Sophie’s greatest is ally is Delphine, her three-hundred-year-old best friend. And like Claudia in Interview With the Vampire: The Vampire Chronicles, Delphine hails from 1700’s New Orleans. Her character was the most difficult to nail, and required long brainstorming sessions that served as a welcome respite from the doom and gloom of global news. When I first sat down to write I decided this book would be Middle Grade. But something didn’t sit right: a twelve-year-old Sophie hanging out with the centuries-old Delphine, who looked like a kid on the outside. I had to ask myself: why would a twelve-year-old befriend this vampire? The answers, when they came, made everything click. Unlike Claudia from Interview With the Vampire: The Vampire Chronicles, Delphine was not an “adult mind” stuck in a child’s body. In my world, when a child is turned, they retain their immaturity and innocence…which then added another layer of heartache. What would it be like to know you could never grow up? Delphine is required to attend middle school…but she’s been in middle school since that law was created, long before she met Sophie. What would it be like to know you would never graduate? What if you could never experience things like high school and first crushes and college and the drudgery of adulthood? With that question, the eventual separation of Sophie and Delphine darkly loomed in the distance. Because Sophie is human, Sophie will go on to high school. Sophie will become an adult. And no matter how solid their camaraderie, they will eventually grow apart.
To that end, their friendship became a fast focus of the book, and their worries became symbiotic. Both fear what this strange illness will do to their families, both fear the future, and both realize that unless they take charge of the situation, their lives will forever be altered…and not necessarily for the better. In essence, they cling to the now, and the duo truly becomes the last hope in the ill-fated city of Hopetown.
Like most breakthrough moments in life, fate threw a lifeline in the shape of the release of Stephanie Meyer’s long-awaited Twilight companion novel, Midnight Sun. My book, and the world I created, was nothing like it, but publishing professionals with Twilight nostalgia suddenly wanted new vampire stories, and my timing was perfect.

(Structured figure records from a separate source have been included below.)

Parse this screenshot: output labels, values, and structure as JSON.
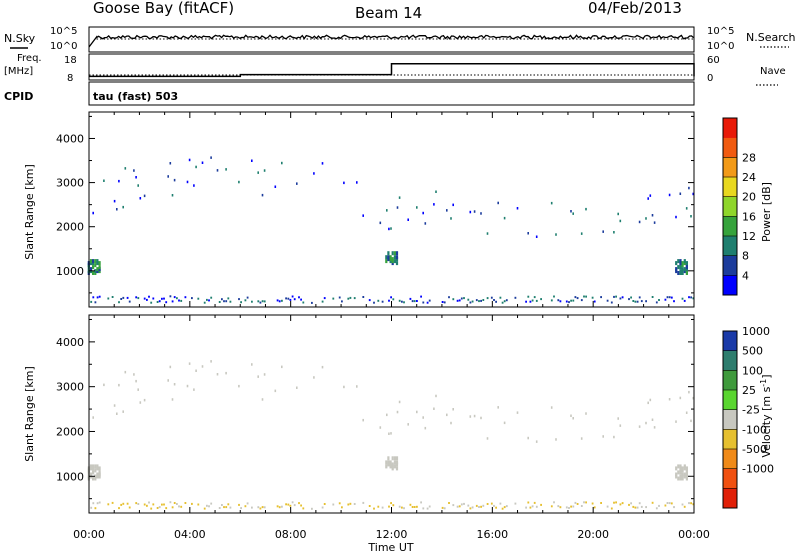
{
  "header": {
    "station": "Goose Bay (fitACF)",
    "beam": "Beam 14",
    "date": "04/Feb/2013"
  },
  "top_panels": {
    "nsky_label": "N.Sky",
    "nsearch_label": "N.Search",
    "log_ticks": [
      "10^5",
      "10^0"
    ],
    "freq_label": "Freq.",
    "freq_unit": "[MHz]",
    "freq_ticks": [
      "18",
      "8"
    ],
    "nave_label": "Nave",
    "nave_ticks": [
      "60",
      "0"
    ],
    "cpid_label": "CPID",
    "cpid_value": "tau (fast) 503"
  },
  "chart_data": [
    {
      "type": "line",
      "panel": "noise",
      "series": [
        {
          "name": "N.Sky",
          "style": "solid",
          "x_hours": [
            0,
            0.3,
            24
          ],
          "values": [
            1,
            3.6,
            3.6
          ]
        },
        {
          "name": "N.Search",
          "style": "dotted",
          "x_hours": [
            0,
            24
          ],
          "values": [
            3.6,
            3.6
          ]
        }
      ],
      "ylim": [
        "10^0",
        "10^5"
      ]
    },
    {
      "type": "line",
      "panel": "frequency-nave",
      "series": [
        {
          "name": "Freq.",
          "style": "solid",
          "x_hours": [
            0,
            6,
            12,
            22,
            24
          ],
          "values": [
            10,
            11,
            17,
            17,
            10
          ]
        },
        {
          "name": "Nave",
          "style": "dotted",
          "x_hours": [
            0,
            24
          ],
          "values": [
            10,
            10
          ]
        }
      ]
    },
    {
      "type": "heatmap",
      "panel": "power",
      "ylabel": "Slant Range [km]",
      "ylim": [
        180,
        4600
      ],
      "yticks": [
        1000,
        2000,
        3000,
        4000
      ],
      "colorbar": {
        "label": "Power [dB]",
        "ticks": [
          4,
          8,
          12,
          16,
          20,
          24,
          28
        ],
        "colors": [
          "#0000ff",
          "#1c3c9c",
          "#1f7f6f",
          "#36a33c",
          "#8fd62b",
          "#e8d820",
          "#f29a18",
          "#f05a10",
          "#e81a08"
        ]
      },
      "echo_region": {
        "x_hours": [
          0,
          2,
          4,
          6,
          8,
          9.5,
          11,
          12,
          14,
          16,
          18,
          20,
          22,
          24
        ],
        "center_km": [
          1800,
          2300,
          2400,
          2350,
          2450,
          2300,
          1800,
          1400,
          1700,
          1450,
          1400,
          1500,
          1500,
          1650
        ],
        "width_km": [
          500,
          400,
          500,
          500,
          400,
          400,
          600,
          500,
          500,
          500,
          500,
          600,
          500,
          600
        ]
      }
    },
    {
      "type": "heatmap",
      "panel": "velocity",
      "ylabel": "Slant Range [km]",
      "xlabel": "Time UT",
      "xticks": [
        "00:00",
        "04:00",
        "08:00",
        "12:00",
        "16:00",
        "20:00",
        "00:00"
      ],
      "ylim": [
        180,
        4600
      ],
      "yticks": [
        1000,
        2000,
        3000,
        4000
      ],
      "colorbar": {
        "label": "Velocity [m s^-1]",
        "ticks": [
          "1000",
          "500",
          "100",
          "25",
          "-25",
          "-100",
          "-500",
          "-1000"
        ],
        "colors": [
          "#1a3aa8",
          "#2e7d6e",
          "#3f9a3c",
          "#5ad630",
          "#c8c8c0",
          "#e6c030",
          "#f08a18",
          "#f05010",
          "#e02008"
        ]
      }
    }
  ],
  "colors": {
    "background": "#ffffff",
    "frame": "#000000",
    "ground_scatter": "#c8c8c0"
  }
}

Now everyone gets to read my collection of thought bunnies wrapped in a tale of found family, friendship, and love so strong that two twelve-year-old besties take on the government to expose their misdeeds, help vampires everywhere, and face the depths of their very souls to save the families who love them. And I hope readers everywhere will enjoy it as much as I enjoyed writing it.
Maria Tureaud hails from the Wild Atlantic Way on the west coast of Ireland. A Developmental Editor of fourteen years, Maria serves on the Revise & Resub (#RevPit on Twitter) Board, an organization dedicated to uplifting the writing community. When she’s not writing books, or sprinkling magic into client manuscripts, you can find her drinking tea in New Jersey with her husband and son, as she dreams of moving home to her beloved County Clare.